The lawsuit says Knutson was working at the Fry'n Pan restaurant when a customer left behind a takeout box from another restaurant. She followed the diner to her car and tried to return the box but the lady said, "No, I am good, you keep it," the lawsuit said.
When Knutson went back into the kitchen and opened the box, she found three wads of bills - $100s, $50s, $20s and $10s - wrapped in rubber bands, Richie said.
Even though she really needed the money, she decided to call police, her attorney said.
Officers told her to wait 90 days in case someone claimed the money. No one did but police still refused to return the cash, saying it was being held in a drug investigation because it smelled of marijuana, Richie said.
But if Knutson believed the diner was the rightful owner of the cash, and that the diner gave her explicit permission to keep the money, why would Knutson even bother going to police?
"She's saying, hey, this is a lot of money," Richie said. "She doesn't want to be in a position where she's doing something wrong."
After no one claimed the money, that confirmed for her that the money was truly a gift, Richie said.
Moorhead police Lt. Tory Jacobson said when money is usually found and turned over to police, the finder can keep it if no one claims it in 90 days. But in a narcotics case, the money goes to the county attorney's office unless the finder persuades a judge to award the cash to them, he said.
"That doesn't mean she can't raise the issue with the judge," Jacobson said of Knutson. "It's just not the police department's decision to make."
Richie said police told him they smelled marijuana on the bills and that a police dog confirmed their suspicions. Jacobson acknowledged that a police dog detected an unspecified drug.
But Richie said at least one of Knutson's co-workers took a deep whiff of the bills to jokingly see what that much money smells like, and the man didn't detect any scent of marijuana.
And even if the bills did smell of drugs, Richie said that doesn't give police the right to keep them. Jacobson declined to comment, citing the ongoing investigation.
The lawsuit says Knutson is not being accused of having anything to do with drugs herself.
Knutson said she was convinced about what really happened: that the windfall was God's way of answering her family's prayers.
"It is a complete miracle to see our prayers answered," she wrote, "but then difficult to face the reality of the struggle it is to obtain it (the money) from the Moorhead Police Department."

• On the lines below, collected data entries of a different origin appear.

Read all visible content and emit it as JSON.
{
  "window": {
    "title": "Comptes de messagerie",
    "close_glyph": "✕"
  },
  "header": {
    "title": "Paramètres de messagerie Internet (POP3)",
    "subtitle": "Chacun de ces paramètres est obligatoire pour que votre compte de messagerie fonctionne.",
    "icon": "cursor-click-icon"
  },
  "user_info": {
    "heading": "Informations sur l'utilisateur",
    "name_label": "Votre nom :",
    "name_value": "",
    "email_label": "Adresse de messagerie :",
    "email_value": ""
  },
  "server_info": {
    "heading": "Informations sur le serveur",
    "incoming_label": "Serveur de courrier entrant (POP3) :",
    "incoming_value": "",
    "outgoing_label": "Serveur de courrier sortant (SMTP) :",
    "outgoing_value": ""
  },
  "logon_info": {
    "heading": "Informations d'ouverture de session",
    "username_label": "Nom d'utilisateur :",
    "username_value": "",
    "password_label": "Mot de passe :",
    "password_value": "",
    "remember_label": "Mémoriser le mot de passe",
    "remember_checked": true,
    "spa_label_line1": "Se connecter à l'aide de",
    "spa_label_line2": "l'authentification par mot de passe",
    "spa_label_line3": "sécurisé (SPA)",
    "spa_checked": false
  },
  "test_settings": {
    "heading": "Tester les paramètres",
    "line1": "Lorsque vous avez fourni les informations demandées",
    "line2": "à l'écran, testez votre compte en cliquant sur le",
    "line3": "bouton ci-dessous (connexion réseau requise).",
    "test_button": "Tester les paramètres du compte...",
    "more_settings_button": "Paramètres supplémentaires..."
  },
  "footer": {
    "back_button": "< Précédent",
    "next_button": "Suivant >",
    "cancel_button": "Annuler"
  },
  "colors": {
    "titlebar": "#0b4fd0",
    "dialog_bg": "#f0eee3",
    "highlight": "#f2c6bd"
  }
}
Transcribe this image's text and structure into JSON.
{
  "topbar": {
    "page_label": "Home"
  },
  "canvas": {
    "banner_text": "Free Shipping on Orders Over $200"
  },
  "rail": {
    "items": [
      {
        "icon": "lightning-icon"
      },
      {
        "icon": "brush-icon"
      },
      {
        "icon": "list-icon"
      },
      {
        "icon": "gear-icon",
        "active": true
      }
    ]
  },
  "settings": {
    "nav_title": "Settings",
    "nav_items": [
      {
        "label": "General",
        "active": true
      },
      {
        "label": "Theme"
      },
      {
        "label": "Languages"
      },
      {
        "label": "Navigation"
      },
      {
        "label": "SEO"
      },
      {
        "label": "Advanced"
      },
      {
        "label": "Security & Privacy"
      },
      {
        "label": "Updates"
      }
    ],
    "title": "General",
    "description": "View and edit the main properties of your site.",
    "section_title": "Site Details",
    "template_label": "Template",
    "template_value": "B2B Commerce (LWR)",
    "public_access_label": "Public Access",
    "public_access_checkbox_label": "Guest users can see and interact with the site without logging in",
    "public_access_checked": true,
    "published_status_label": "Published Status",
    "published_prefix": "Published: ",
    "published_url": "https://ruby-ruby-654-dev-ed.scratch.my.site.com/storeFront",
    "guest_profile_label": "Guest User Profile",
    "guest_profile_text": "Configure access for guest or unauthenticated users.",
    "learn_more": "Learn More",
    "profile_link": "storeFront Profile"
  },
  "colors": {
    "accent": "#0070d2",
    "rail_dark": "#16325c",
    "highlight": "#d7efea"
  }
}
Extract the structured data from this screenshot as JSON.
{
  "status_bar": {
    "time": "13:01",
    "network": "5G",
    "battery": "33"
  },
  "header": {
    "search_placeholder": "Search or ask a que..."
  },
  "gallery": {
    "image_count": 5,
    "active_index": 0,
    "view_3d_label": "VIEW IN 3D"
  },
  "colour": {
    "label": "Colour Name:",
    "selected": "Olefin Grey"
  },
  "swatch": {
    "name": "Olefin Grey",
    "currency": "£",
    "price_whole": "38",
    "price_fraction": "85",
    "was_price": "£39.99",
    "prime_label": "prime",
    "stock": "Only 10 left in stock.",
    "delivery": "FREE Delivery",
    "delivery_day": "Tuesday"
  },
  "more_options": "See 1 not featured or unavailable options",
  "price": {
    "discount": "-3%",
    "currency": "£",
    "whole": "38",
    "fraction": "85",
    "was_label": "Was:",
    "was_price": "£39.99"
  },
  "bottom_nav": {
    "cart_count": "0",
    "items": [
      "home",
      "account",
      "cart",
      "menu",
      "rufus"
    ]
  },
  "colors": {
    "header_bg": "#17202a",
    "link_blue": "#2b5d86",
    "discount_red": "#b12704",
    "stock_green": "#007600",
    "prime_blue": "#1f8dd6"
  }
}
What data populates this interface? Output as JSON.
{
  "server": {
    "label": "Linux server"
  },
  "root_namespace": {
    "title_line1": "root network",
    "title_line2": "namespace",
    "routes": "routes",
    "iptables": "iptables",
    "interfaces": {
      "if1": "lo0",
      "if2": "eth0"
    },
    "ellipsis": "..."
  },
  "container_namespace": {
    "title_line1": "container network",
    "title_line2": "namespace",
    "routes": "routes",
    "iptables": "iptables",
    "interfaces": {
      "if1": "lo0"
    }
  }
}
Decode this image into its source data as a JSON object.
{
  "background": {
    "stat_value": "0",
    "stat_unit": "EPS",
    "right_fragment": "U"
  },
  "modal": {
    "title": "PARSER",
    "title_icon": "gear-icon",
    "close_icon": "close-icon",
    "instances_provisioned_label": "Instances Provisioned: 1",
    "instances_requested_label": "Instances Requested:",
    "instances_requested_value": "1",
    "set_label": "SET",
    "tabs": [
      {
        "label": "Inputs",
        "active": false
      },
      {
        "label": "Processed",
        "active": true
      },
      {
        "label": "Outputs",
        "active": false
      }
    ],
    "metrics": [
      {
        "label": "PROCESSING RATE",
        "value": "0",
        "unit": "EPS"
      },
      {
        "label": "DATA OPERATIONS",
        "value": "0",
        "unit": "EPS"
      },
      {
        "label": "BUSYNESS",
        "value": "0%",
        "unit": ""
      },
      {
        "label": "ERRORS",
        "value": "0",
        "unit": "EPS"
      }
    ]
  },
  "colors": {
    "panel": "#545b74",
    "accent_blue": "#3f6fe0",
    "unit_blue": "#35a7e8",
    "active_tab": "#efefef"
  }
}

http://www.kansascity.com/2012/04/04/3535770/12000-left-at-restaura...

 

Losing your assets to those pledged to protect and serve

 

Like the police dog, I detect an odor, and it’s not marijuana.

Asset forfeiture rewards corruption. It is happening all over the English-speaking world. It has been since the mid-1980s. Police departments love the asset forfeiture laws. It’s like money in the bank.

It costs the property owner on average $10,000 in legal fees to get their property back. The cops kept $12,000 in this case (they  had offered her $1000 of her own money as a 'reward'at the 90 day mark). That makes good economic sense.

Just don’t count the cost of the public’s loss of trust in the criminal justice system when this happens. That doesn’t count. Doubt me? Ask the police dog.  But there is a good ending to this story, reported just after the lawsuit was filed:

 

Epilog:  LEOs Change their Minds

 

...At first, police said the cash would be hers if it remained unclaimed for 60 days, according to the lawsuit Knutson filed against the department.

At the end of the 60 days, however, the department told Knutson she would have to wait another 30 days to get the money.

Then police told her she would not receive the money at all because it smelled of marijuana and had been seized under a state law.

Police offered Knutson a $1,000 as a reward for turning the cash in. She refused the reward and filed suit.

In affidavits filed as part of the lawsuit, Knutson and two other restaurant employees said they detected no odor at all.

On Thursday, Craig Richie, Knutson's attorney, said the department had changed its mind and will return the $12,000 to her.

http://www.reuters.com/article/2012/04/05/us-usa-minnesota-tip-idUS...

Views: 111

Reply to This

Replies to This Discussion

Well, 4 of every five bills in circulation in the US have cocaine residue on them so will the gubmint use that to confiscate all our money. (actually snopes proves this old wives tale true and it is the fanning of bill counting machines that spreads the fine powder at a rate of 16 millionths of a gram per bill on average).

4 of 5 US paper money have cocaine contamination

I read something like that before-- so if you get $12,000 in small bills it would actually be suspicious if those bills did not smell of cocaine.  Time to get yourself a badge and a police dog.

Actually, I read an article recently that chronicled the targeting of out-of-state plates by an Illinois SP officer who had his own dog, who would stop cars under the pretense of some civil infraction (such as swerving or not signalling properly for a lane change) and use the stop to search and impound vehicles, money, and property by making his dog react when it was beyond the dashcam range. 

There is the potential of some serious misuse of the asset forfeiture laws of states, and it deserves to be reformed when honest people like the waitress and motorists with out-of-state plates can be bilked of their property under the language of such laws unless they spend even more fighting it.

Sad real life experience, and one to take note of right here at home too. Overstepping legal authority has become a fashion all too often nowadays. Good for her, stand up for your rights, irregardless of the pressure and intimidation to do otherwise.

The police figured that the bad publicity wasn't worth the 12 grand.